That said, here is (are?) the contents (innards?) of my wallet (pocket parasite?):
----- 36 Susan B. Anthony dollar coins (I hate paper money, even though coins tend to fall out and are somewhat harder to fold)
----- One Lima-Allen County Public Library Card (suspended once for reading while hooked on phonics)
----- One medical insurance card ("Our Motto: Of COURSE We Don't Cover THAT! You Really Ought To Save Up And Have Your Head Examined If You Think We Ever Did.")
----- Three photos of my increasing beautiful Significant Other (My motto: Never make fun of a person you might want to have sex with again.)
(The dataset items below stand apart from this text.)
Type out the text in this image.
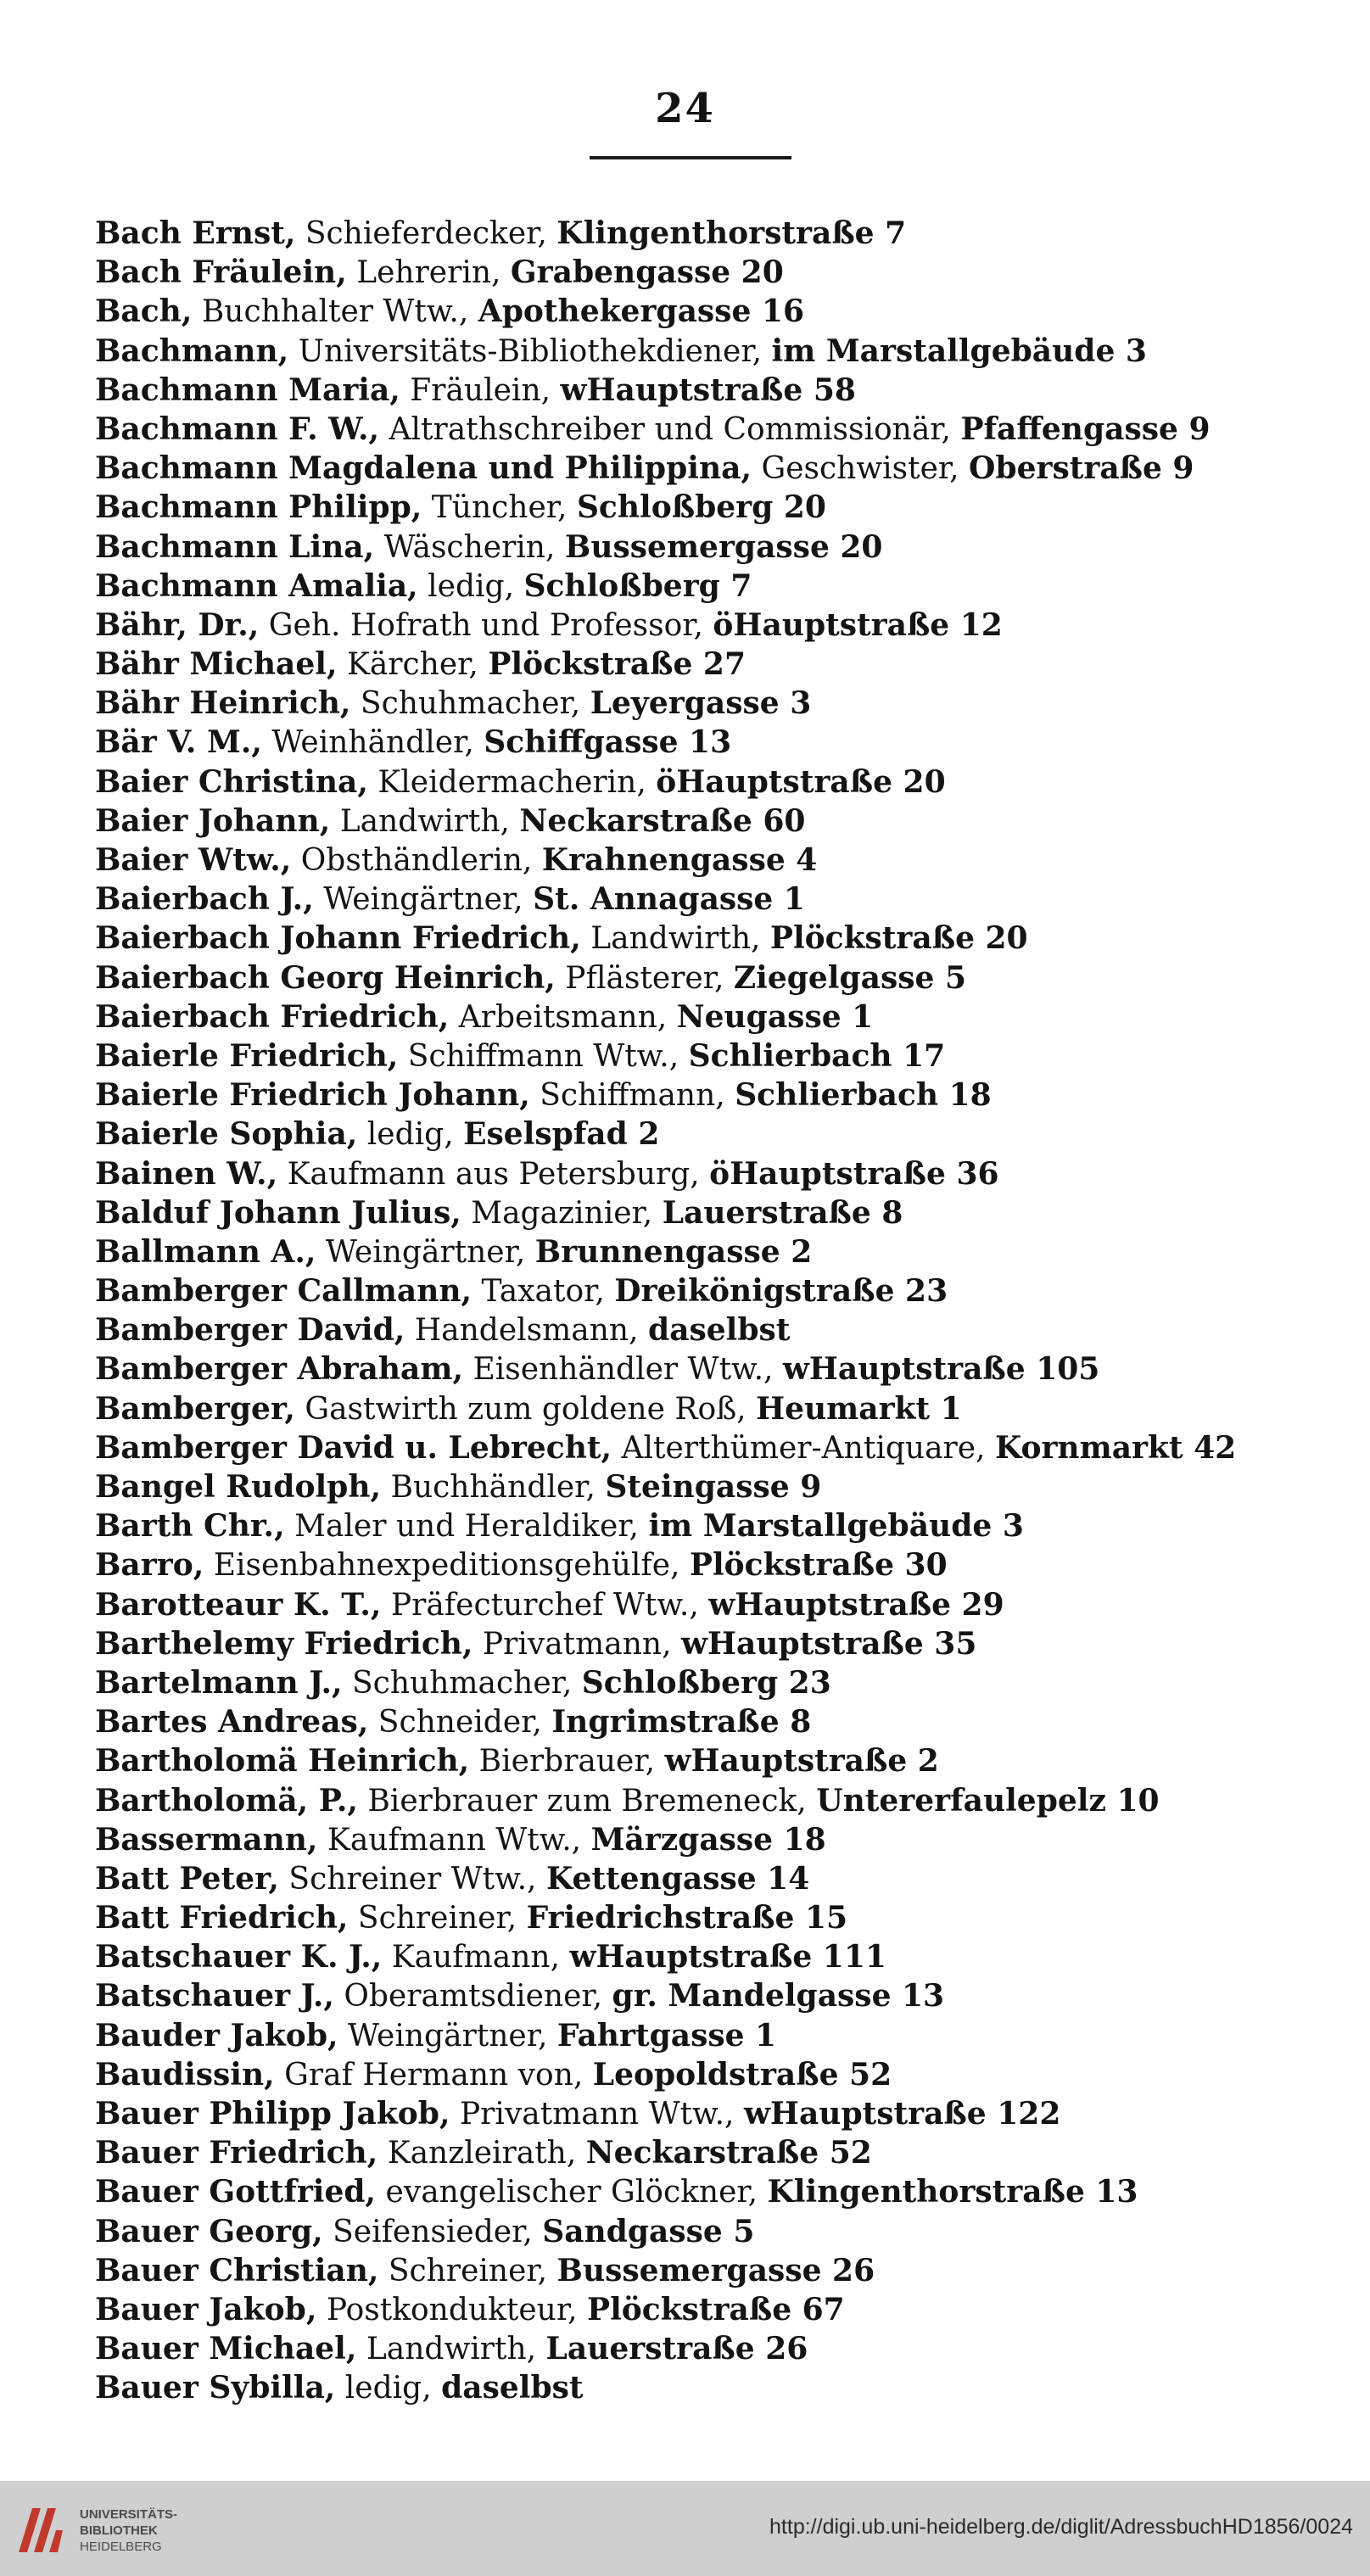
24
Bach Ernst, Schieferdecker, Klingenthorstraße 7
Bach Fräulein, Lehrerin, Grabengasse 20
Bach, Buchhalter Wtw., Apothekergasse 16
Bachmann, Universitäts-Bibliothekdiener, im Marstallgebäude 3
Bachmann Maria, Fräulein, wHauptstraße 58
Bachmann F. W., Altrathschreiber und Commissionär, Pfaffengasse 9
Bachmann Magdalena und Philippina, Geschwister, Oberstraße 9
Bachmann Philipp, Tüncher, Schloßberg 20
Bachmann Lina, Wäscherin, Bussemergasse 20
Bachmann Amalia, ledig, Schloßberg 7
Bähr, Dr., Geh. Hofrath und Professor, öHauptstraße 12
Bähr Michael, Kärcher, Plöckstraße 27
Bähr Heinrich, Schuhmacher, Leyergasse 3
Bär V. M., Weinhändler, Schiffgasse 13
Baier Christina, Kleidermacherin, öHauptstraße 20
Baier Johann, Landwirth, Neckarstraße 60
Baier Wtw., Obsthändlerin, Krahnengasse 4
Baierbach J., Weingärtner, St. Annagasse 1
Baierbach Johann Friedrich, Landwirth, Plöckstraße 20
Baierbach Georg Heinrich, Pflästerer, Ziegelgasse 5
Baierbach Friedrich, Arbeitsmann, Neugasse 1
Baierle Friedrich, Schiffmann Wtw., Schlierbach 17
Baierle Friedrich Johann, Schiffmann, Schlierbach 18
Baierle Sophia, ledig, Eselspfad 2
Bainen W., Kaufmann aus Petersburg, öHauptstraße 36
Balduf Johann Julius, Magazinier, Lauerstraße 8
Ballmann A., Weingärtner, Brunnengasse 2
Bamberger Callmann, Taxator, Dreikönigstraße 23
Bamberger David, Handelsmann, daselbst
Bamberger Abraham, Eisenhändler Wtw., wHauptstraße 105
Bamberger, Gastwirth zum goldene Roß, Heumarkt 1
Bamberger David u. Lebrecht, Alterthümer-Antiquare, Kornmarkt 42
Bangel Rudolph, Buchhändler, Steingasse 9
Barth Chr., Maler und Heraldiker, im Marstallgebäude 3
Barro, Eisenbahnexpeditionsgehülfe, Plöckstraße 30
Barotteaur K. T., Präfecturchef Wtw., wHauptstraße 29
Barthelemy Friedrich, Privatmann, wHauptstraße 35
Bartelmann J., Schuhmacher, Schloßberg 23
Bartes Andreas, Schneider, Ingrimstraße 8
Bartholomä Heinrich, Bierbrauer, wHauptstraße 2
Bartholomä, P., Bierbrauer zum Bremeneck, Untererfaulepelz 10
Bassermann, Kaufmann Wtw., Märzgasse 18
Batt Peter, Schreiner Wtw., Kettengasse 14
Batt Friedrich, Schreiner, Friedrichstraße 15
Batschauer K. J., Kaufmann, wHauptstraße 111
Batschauer J., Oberamtsdiener, gr. Mandelgasse 13
Bauder Jakob, Weingärtner, Fahrtgasse 1
Baudissin, Graf Hermann von, Leopoldstraße 52
Bauer Philipp Jakob, Privatmann Wtw., wHauptstraße 122
Bauer Friedrich, Kanzleirath, Neckarstraße 52
Bauer Gottfried, evangelischer Glöckner, Klingenthorstraße 13
Bauer Georg, Seifensieder, Sandgasse 5
Bauer Christian, Schreiner, Bussemergasse 26
Bauer Jakob, Postkondukteur, Plöckstraße 67
Bauer Michael, Landwirth, Lauerstraße 26
Bauer Sybilla, ledig, daselbst
UNIVERSITÄTS-
BIBLIOTHEK
HEIDELBERG
http://digi.ub.uni-heidelberg.de/diglit/AdressbuchHD1856/0024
----- Something too gummy to come out from the pocket
----- My Prayer To Reason (written just in case I'm ever again asked to say a few words before Thanksgiving Day dinner or after a Republican administration leaves office): "Dear Reason - Thank you for continuing to guide us towards the truth; for safely leading us past the logical pitfalls and fallacies which have claimed so many victims; and for granting us the strength to overcome our natural prejudices and fears so that we may learn how to think together rather than hate apart. In the name of the free intellect, the open mind, and the emancipating imagination, Amen"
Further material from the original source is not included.